Clinical symptoms of cerebellar stroke in young patients are subtle and are not often recognized or misdiagnosed. 14 It is possible that isolated cerebellar stroke can present with a low score in the National Institute of Health Stroke Scale (NIHSS). Patient age at the onset of stroke and lesion volume had no significant effect on the clinical outcome and symptoms of the lesion after acute brain ischemia. This may be because of the involvement of particular anatomical structures integrated into complex functional networks. 15 Similarly, in this patient, symptom severity and rate of clinical recovery were significantly influenced by lesion structure and location in the superior cerebellar artery supplying area, and thus, the patient recovered quickly.
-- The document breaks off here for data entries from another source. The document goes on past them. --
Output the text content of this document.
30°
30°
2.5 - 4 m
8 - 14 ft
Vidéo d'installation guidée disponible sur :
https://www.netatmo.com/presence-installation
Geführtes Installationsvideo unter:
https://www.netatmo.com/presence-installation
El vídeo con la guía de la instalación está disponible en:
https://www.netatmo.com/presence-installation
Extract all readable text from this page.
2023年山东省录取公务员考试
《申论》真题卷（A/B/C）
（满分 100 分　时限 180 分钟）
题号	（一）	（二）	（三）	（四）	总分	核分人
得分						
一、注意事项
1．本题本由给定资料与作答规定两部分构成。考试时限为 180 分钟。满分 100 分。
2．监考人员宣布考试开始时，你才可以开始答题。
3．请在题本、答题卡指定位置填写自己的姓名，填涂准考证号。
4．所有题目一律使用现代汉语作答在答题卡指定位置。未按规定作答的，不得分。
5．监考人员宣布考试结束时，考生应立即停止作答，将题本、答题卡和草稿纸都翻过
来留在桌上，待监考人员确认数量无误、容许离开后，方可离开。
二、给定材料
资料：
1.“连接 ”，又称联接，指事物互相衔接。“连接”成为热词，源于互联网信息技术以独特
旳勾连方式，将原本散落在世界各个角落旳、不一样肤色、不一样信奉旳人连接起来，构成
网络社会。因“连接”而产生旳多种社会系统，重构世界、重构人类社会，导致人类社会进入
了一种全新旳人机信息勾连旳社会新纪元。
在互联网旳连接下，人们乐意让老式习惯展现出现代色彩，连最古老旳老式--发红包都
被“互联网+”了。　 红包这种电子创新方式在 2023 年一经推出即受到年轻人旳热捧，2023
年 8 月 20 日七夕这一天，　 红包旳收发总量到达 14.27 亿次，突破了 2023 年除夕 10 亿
Sympathomimetic nasal sprays are easily available as OTC medicines. They can be an independent risk factor for hemorrhagic and ischemic strokes, and thus, should be considered at the time of evaluation of a stroke. OTC drugs can act as a double-edged sword and require due consideration for patient safety. Measures to educate patients regarding adverse effects of such OTC drugs are highly recommended.
Declaration of Patient Consent
The authors certify that they have obtained patient consent. In the form the patient has given his consent for the use of clinical information and images to be reported in the journal. The patient understands that their name and initials will not be published and due efforts will be made to conceal their identity, but anonymity cannot be guaranteed.
Key Points
Thunderclap headache warrants immediate clinical evaluation with appropriate laboratory and radiological investigations. Reversible cerebral vasoconstriction, infarct, and hemorrhage are the most common causes.
Acute or chronic use of sympathomimetic vasoactive substances (e.g., adrenergic agonists and serotonergic drugs) are known risk factors for their reversible cerebral vasoconstriction activity.
A brief counseling should be given to all patients prescribed or using nasal decongestants of their own about the risk of rhinitis medicamentosa, hypertension, and reversible cerebral vasoconstriction syndrome.
A strict warning should be given to the patient that regimen should not be used for more than 3 to 5 days without the consent of the treating physician.
Ethical Statement
Written informed consent was obtained from the patient for the publication of this case report.
Footnotes
Declaration of Conflicting Interests
The authors declared no potential conflicts of interest with respect to the research, authorship, and/or publication of this article.
Funding
The authors received no financial support for the research, authorship, and/or publication of this article.